[Bioperl-l] Re: Automatic generation of set and get methods

Tim Bunce Tim.Bunce@pobox.com
Sat, 16 Nov 2002 21:45:21 +0000


On Fri, Nov 15, 2002 at 02:36:42PM -0800, Hilmar Lapp wrote:
> 
> > The first time a method is called there is a lookup to
> > find it. After that the result is cached. Unless someone
> > explicitly plays with that portion of the symbol table
> > further use of the method is no worse than a subroutine
> > call. If an AUTOLOAD installs the method and does a goto
> > then the method will be called at full speed from then on.

Remember that all methods must be pre-declared (using "sub foo;")
otherwise you can run into method lookup problems - if a super class
has a method that should be overridden in the subclass but hasn't been
declared then the AUTOLOAD in the subclass will _not_ be called.
That's because the method lookup searches for what's been declared
before falling back to trying AUTOLOADs.

Another problem is that once the AUTOLOAD for a subclass has been
called there's no way for it to say "sorry, can't load that one,
please keep trying elsewhere". But that's generally not an issue
if all the classes have pre-declared all their methods.

> > Part of Perl's flexability in handling these things is the
> > ability to modify the symbol table on the fly. Caching will
> > normally save most of this expense. Overuse of AUTLOAD with
> > no subroutine installed will be seriously expensive.
> 
> I'm a complete ignorant of how the engine runs I have to admit.
> I made the statement based on Tim Bunce's reviewing our parser and
> object initialization code and the result basically was that we had
> far too many method invocations (along with some other things).
> Once we reduced that the parser in question was ~5-6 times faster.
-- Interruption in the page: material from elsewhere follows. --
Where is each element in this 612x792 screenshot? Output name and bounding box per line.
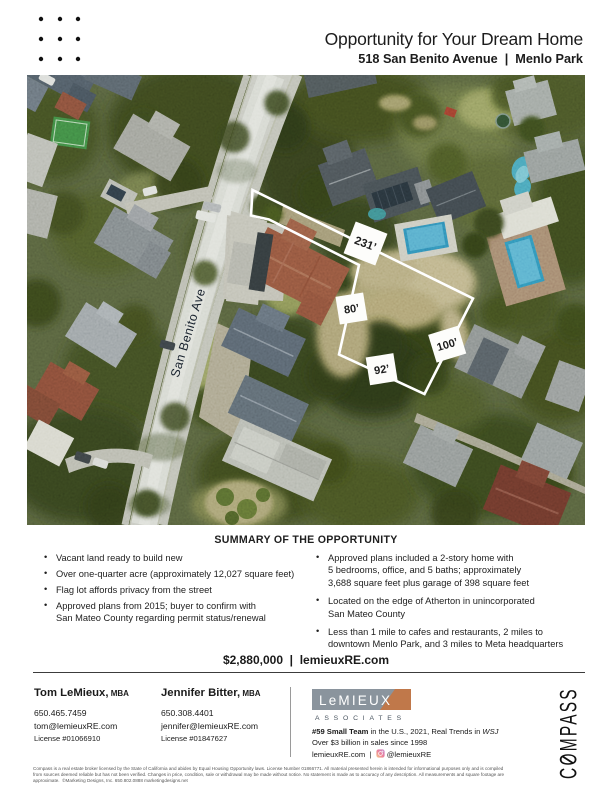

Methods don't cost much more than subs. Much of the overheads come
from putting the arguments onto the stack and getting them off again:

use Benchmark;
my $obj = bless {} => 'fooclass';
sub fooclass::empty { }
sub fooclass::std   { my ($self, $arg) = @_; return $arg; }
timethese(1000000, {
  s1 => sub { fooclass::empty($obj,1) },
  m1 => sub { $obj->empty(1) },
  s2 => sub { fooclass::std($obj,1) },
  m2 => sub { $obj->std(1) },
});

Benchmark: timing 1000000 iterations of m1, m2, s1, s2...
  s1:  2 wallclock secs (1.60 usr + 0.00 sys = 1.60 CPU) @ 624390.24/s (n=1000000)
  m1:  2 wallclock secs (2.17 usr + 0.00 sys = 2.17 CPU) @ 460431.65/s (n=1000000)
  s2:  4 wallclock secs (3.45 usr + 0.01 sys = 3.46 CPU) @ 288939.05/s (n=1000000)
  m2:  5 wallclock secs (4.58 usr + 0.00 sys = 4.58 CPU) @ 218430.03/s (n=1000000)

You could say s1 is much faster than m1, but as soon as you try to
do anything useful within the sub then the difference becomes far
less significant (s2 vs m2). And even the slowest is able to do
over 200,000 calls per second - so these differences, in themselves,
are rarely where the problems are.

I'd guess that you all have better things to do than spend much
time fussing about accessor methods. But if you want to know my
performance perspective it's this: given the slow down demonstrated
above by just two trivial statements in std() then for maximum
performance it should be obvious that separate set_* and get_*
methods are needed so that each can have the smallest amount of
code, which is probably:

	sub set_foo { shift->{foo} = shift }
	sub get_foo { shift->{foo} }

Tim [who was 'just passing' and isn't really paying any attention to this list]